① 電位1/2・電界1/4 ② 電位1/4・電界1/2 ③ どちらも1/4

答えを見る

① 電位1/2・電界1/4

電位は V = kQ/r → 分母が1乗 → 1/2

電界は E = kQ/r² → 分母が2乗 → 1/4

覚え方ではなく、
理由で押さえてください。
傾き × 距離 = 高さ
電位は電界に距離を掛けた形なので、r が1つ減ります。

問2予想 ★★★

同じ大きさの正電荷を2つ離して置きました。
その中点では、
電界と電位はどうなっていますか。

① 電界0・電位0 ② 電界0・電位は0でない ③ 電界は0でない・電位0

答えを見る

② 電界0・電位は0でない

電界は向きがあるので、
左右から反対向きに来て打ち消し合います → 0。

電位は向きがないので、
打ち消しません。
両方を足すので、
むしろ大きな値になります。

これがSTEP3で最も出題される引っかけです。
電界が0だから電位も0、
は成り立ちません。
坂で言えば「傾きが0の場所(平ら)=高さも0」ではない、
というのと同じこと。
傾きが0でも、
高さは0とは限りません。

問3単位を選ぶ ★☆☆

[V/m]は、
次のどれと同じ単位ですか。

① [N/C] ② [J/C] ③ [C/m]

答えを見る

① [N/C]

どちらも電界の単位です。

Lesson3の定義から E = F/Q → [N/C]
このLessonの E = V/d → [V/m]
同じものを別の入口から書いただけです。

ちなみに②の[J/C]は電位[V]です。

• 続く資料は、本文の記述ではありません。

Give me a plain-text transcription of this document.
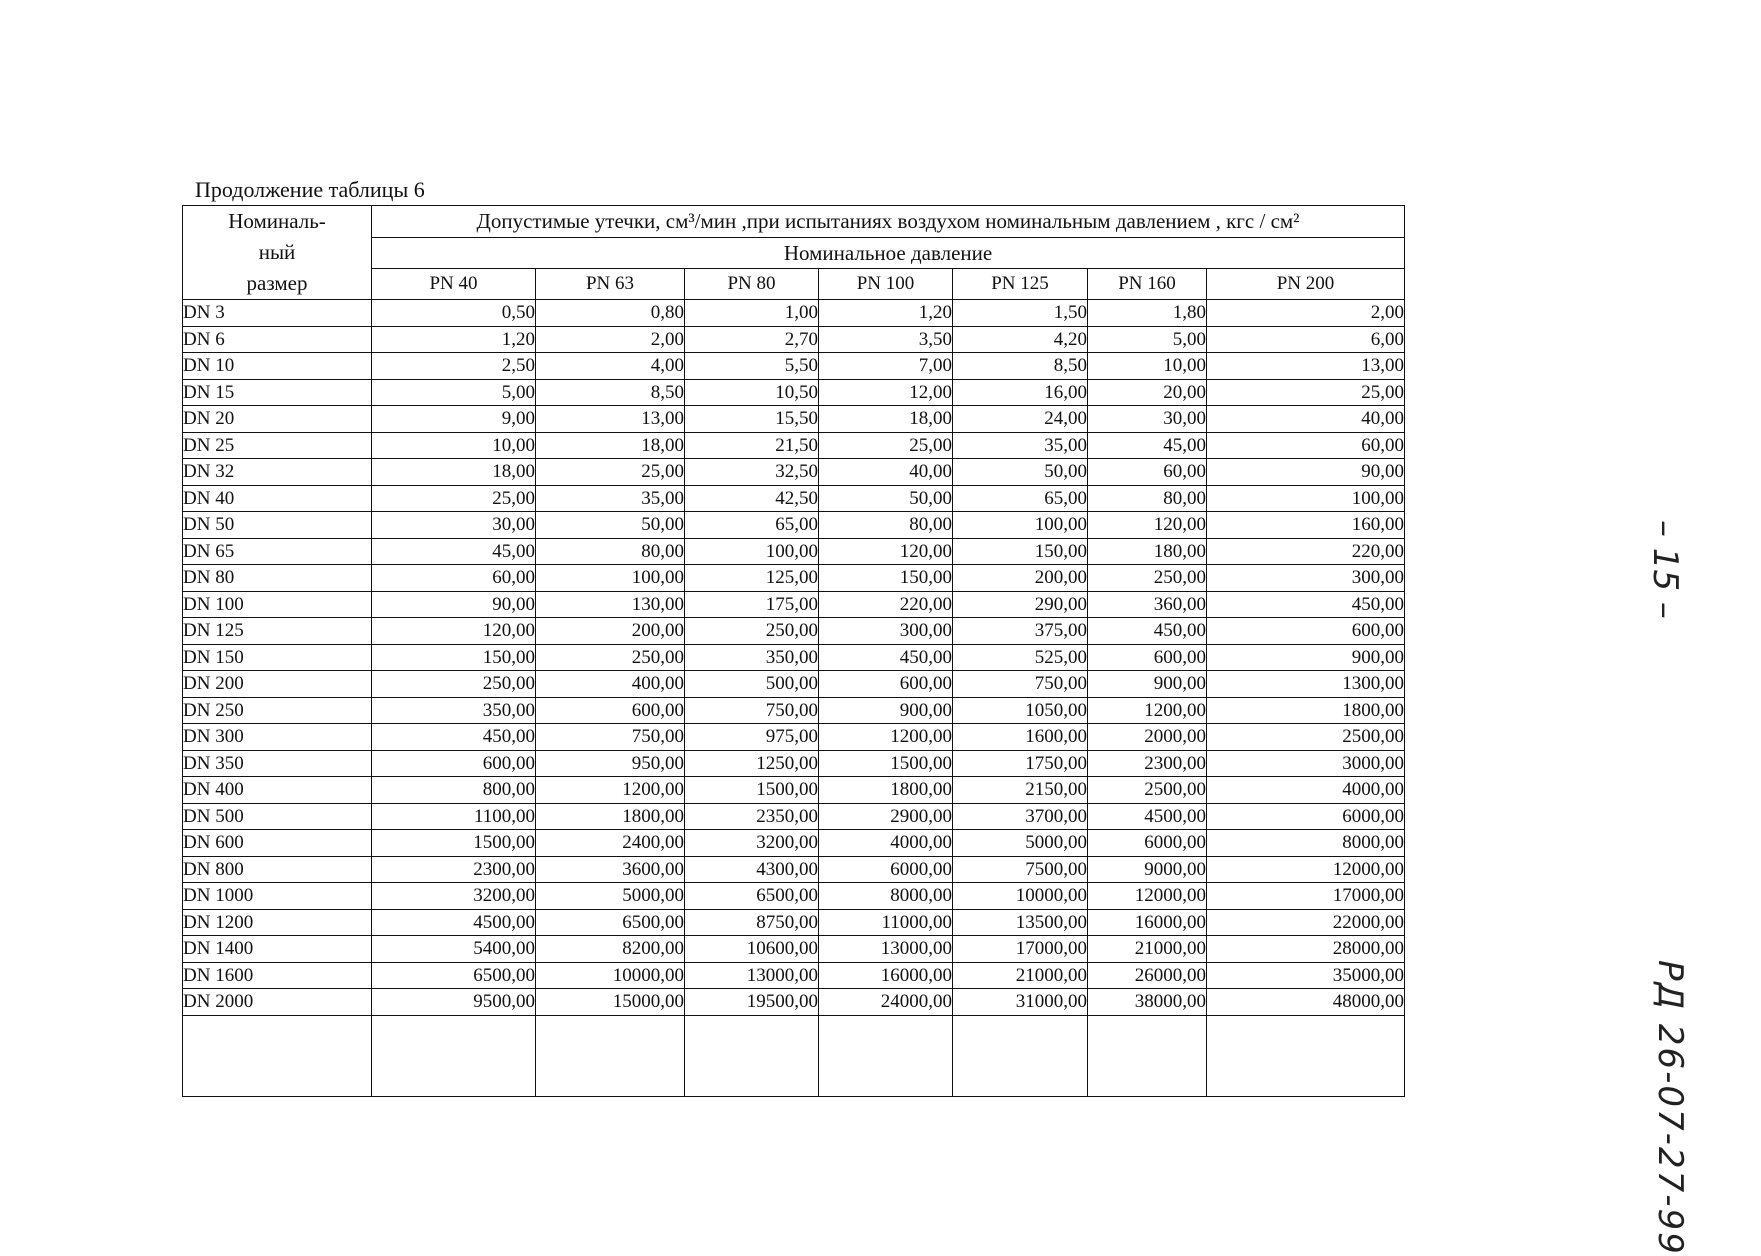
Продолжение таблицы 6
Номиналь-
ный
размер	Допустимые утечки, см³/мин ,при испытаниях воздухом номинальным давлением , кгс / см²						
	Номинальное давление						
	PN 40	PN 63	PN 80	PN 100	PN 125	PN 160	PN 200
DN 3	0,50	0,80	1,00	1,20	1,50	1,80	2,00
DN 6	1,20	2,00	2,70	3,50	4,20	5,00	6,00
DN 10	2,50	4,00	5,50	7,00	8,50	10,00	13,00
DN 15	5,00	8,50	10,50	12,00	16,00	20,00	25,00
DN 20	9,00	13,00	15,50	18,00	24,00	30,00	40,00
DN 25	10,00	18,00	21,50	25,00	35,00	45,00	60,00
DN 32	18,00	25,00	32,50	40,00	50,00	60,00	90,00
DN 40	25,00	35,00	42,50	50,00	65,00	80,00	100,00
DN 50	30,00	50,00	65,00	80,00	100,00	120,00	160,00
DN 65	45,00	80,00	100,00	120,00	150,00	180,00	220,00
DN 80	60,00	100,00	125,00	150,00	200,00	250,00	300,00
DN 100	90,00	130,00	175,00	220,00	290,00	360,00	450,00
DN 125	120,00	200,00	250,00	300,00	375,00	450,00	600,00
DN 150	150,00	250,00	350,00	450,00	525,00	600,00	900,00
DN 200	250,00	400,00	500,00	600,00	750,00	900,00	1300,00
DN 250	350,00	600,00	750,00	900,00	1050,00	1200,00	1800,00
DN 300	450,00	750,00	975,00	1200,00	1600,00	2000,00	2500,00
DN 350	600,00	950,00	1250,00	1500,00	1750,00	2300,00	3000,00
DN 400	800,00	1200,00	1500,00	1800,00	2150,00	2500,00	4000,00
DN 500	1100,00	1800,00	2350,00	2900,00	3700,00	4500,00	6000,00
DN 600	1500,00	2400,00	3200,00	4000,00	5000,00	6000,00	8000,00
DN 800	2300,00	3600,00	4300,00	6000,00	7500,00	9000,00	12000,00
DN 1000	3200,00	5000,00	6500,00	8000,00	10000,00	12000,00	17000,00
DN 1200	4500,00	6500,00	8750,00	11000,00	13500,00	16000,00	22000,00
DN 1400	5400,00	8200,00	10600,00	13000,00	17000,00	21000,00	28000,00
DN 1600	6500,00	10000,00	13000,00	16000,00	21000,00	26000,00	35000,00
DN 2000	9500,00	15000,00	19500,00	24000,00	31000,00	38000,00	48000,00

– 15 –
РД 26-07-27-99
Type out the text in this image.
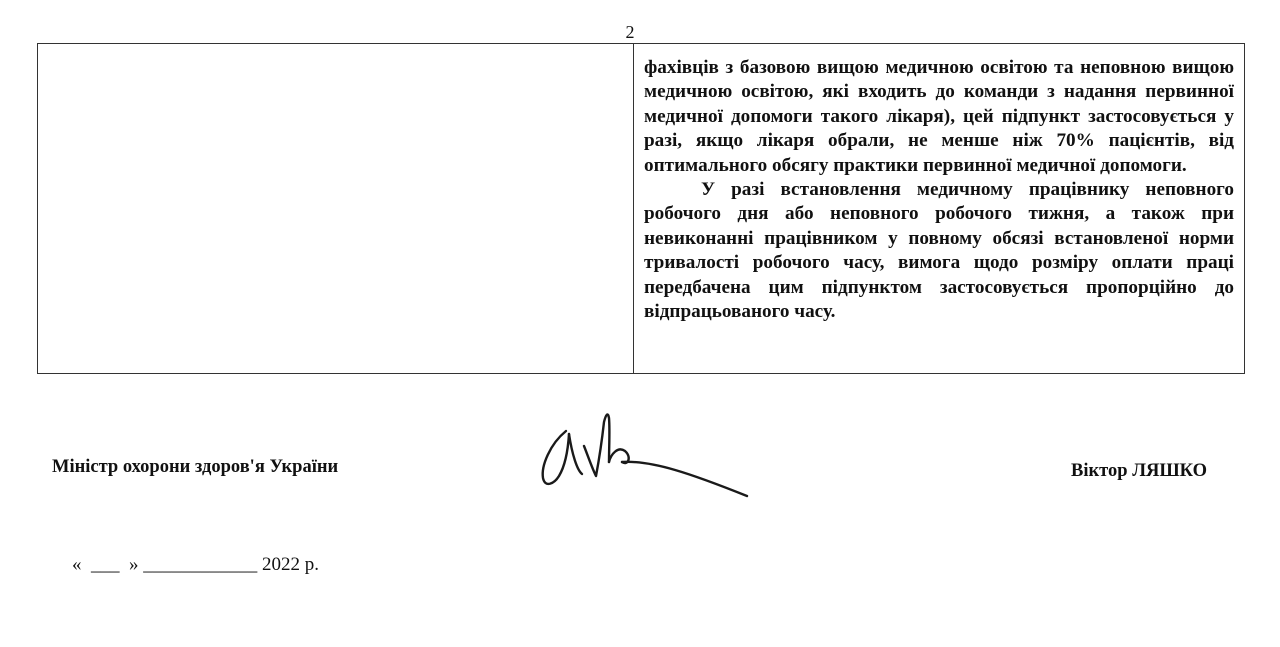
2

фахівців з базовою вищою медичною освітою та неповною вищою медичною освітою, які входить до команди з надання первинної медичної допомоги такого лікаря), цей підпункт застосовується у разі, якщо лікаря обрали, не менше ніж 70% пацієнтів, від оптимального обсягу практики первинної медичної допомоги.

У разі встановлення медичному працівнику неповного робочого дня або неповного робочого тижня, а також при невиконанні працівником у повному обсязі встановленої норми тривалості робочого часу, вимога щодо розміру оплати праці передбачена цим підпунктом застосовується пропорційно до відпрацьованого часу.

Міністр охорони здоров'я України	Віктор ЛЯШКО
«  ___  » ____________ 2022 р.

1 V は「1 Cあたり1 J」。
選択肢に[V/m]が出ても、
電界だと分かれば迷いません。

問4まちがい探し ★★☆

次の解答には誤りがあります。
どこでしょうか。

「2 μC の点電荷から 0.5 m 離れた点の電位を求める。

V = 9×10⁹ × 2×10⁻⁶ ÷ 0.5² = 7.2×10⁴ V

答えを見る

誤り:分母を r² にしている(電界の式を使っている)

電位の分母は r の1乗です。

正しくは V = 9×10⁹ × 2×10⁻⁶ ÷ 0.5 = 18×10³ ÷ 0.5 = 3.6×10⁴ V

ちなみに 7.2×10⁴ は、
この点の電界の値(V/m)です。
答えの数字自体は「どこかの正解」なので、
選択肢に必ず混ぜてあります。
単位を見れば見抜けます——問われているのが[V]か[V/m]か、
先に確認してください。

問5計算 ★☆☆

平行に置いた2枚の板の間隔が 5 mm、
間に 250 V を加えました。
板の間の電界は何 V/m ですか。

答えを見る

5×10⁴ V/m

まず単位。5 mm = 0.005 m

E = V/d = 250 ÷ 0.005 = 50 000 = 5×10⁴ V/m

板の間は一様電界なので、
どの位置でも同じ強さです(Lesson4)。
点電荷のように距離で弱まりません。
ここを取り違えると、Lesson7のコンデンサで全部ずれます。

問6計算(電位と電界を分ける)★★★

真空中に 4 μC の点電荷があります。0.6 m 離れた点の電位電界を、
それぞれ求めてください。

答えを見る

電位 6×10⁴ V / 電界 1×10⁵ V/m

共通部分を先に:9×10⁹ × 4×10⁻⁶ = 36×10³

電位(分母は r):36×10³ ÷ 0.6 = 6×10⁴ V

電界(分母は r²):36×10³ ÷ 0.36 = 1×10⁵ V/m

確認:電界 ÷ 電位 = 1×10⁵ ÷ 6×10⁴ ≈ 1.67 = 1/0.6

きれいに 1/r の差になっています。
電界と電位は、
距離1つ分だけ違う
——この関係が見えていれば、
片方が出ればもう片方はすぐ出せます。
ここまでで STEP3 の前半、
空間の話は終わりです。
次からは部品(コンデンサ)に入ります。

6問、
おつかれさまでした。

問2と問4が答えられたなら、STEP3で最も多い失点を避けられています。

迷ったら「電界は傾き、
電位は高さ」に戻ってください。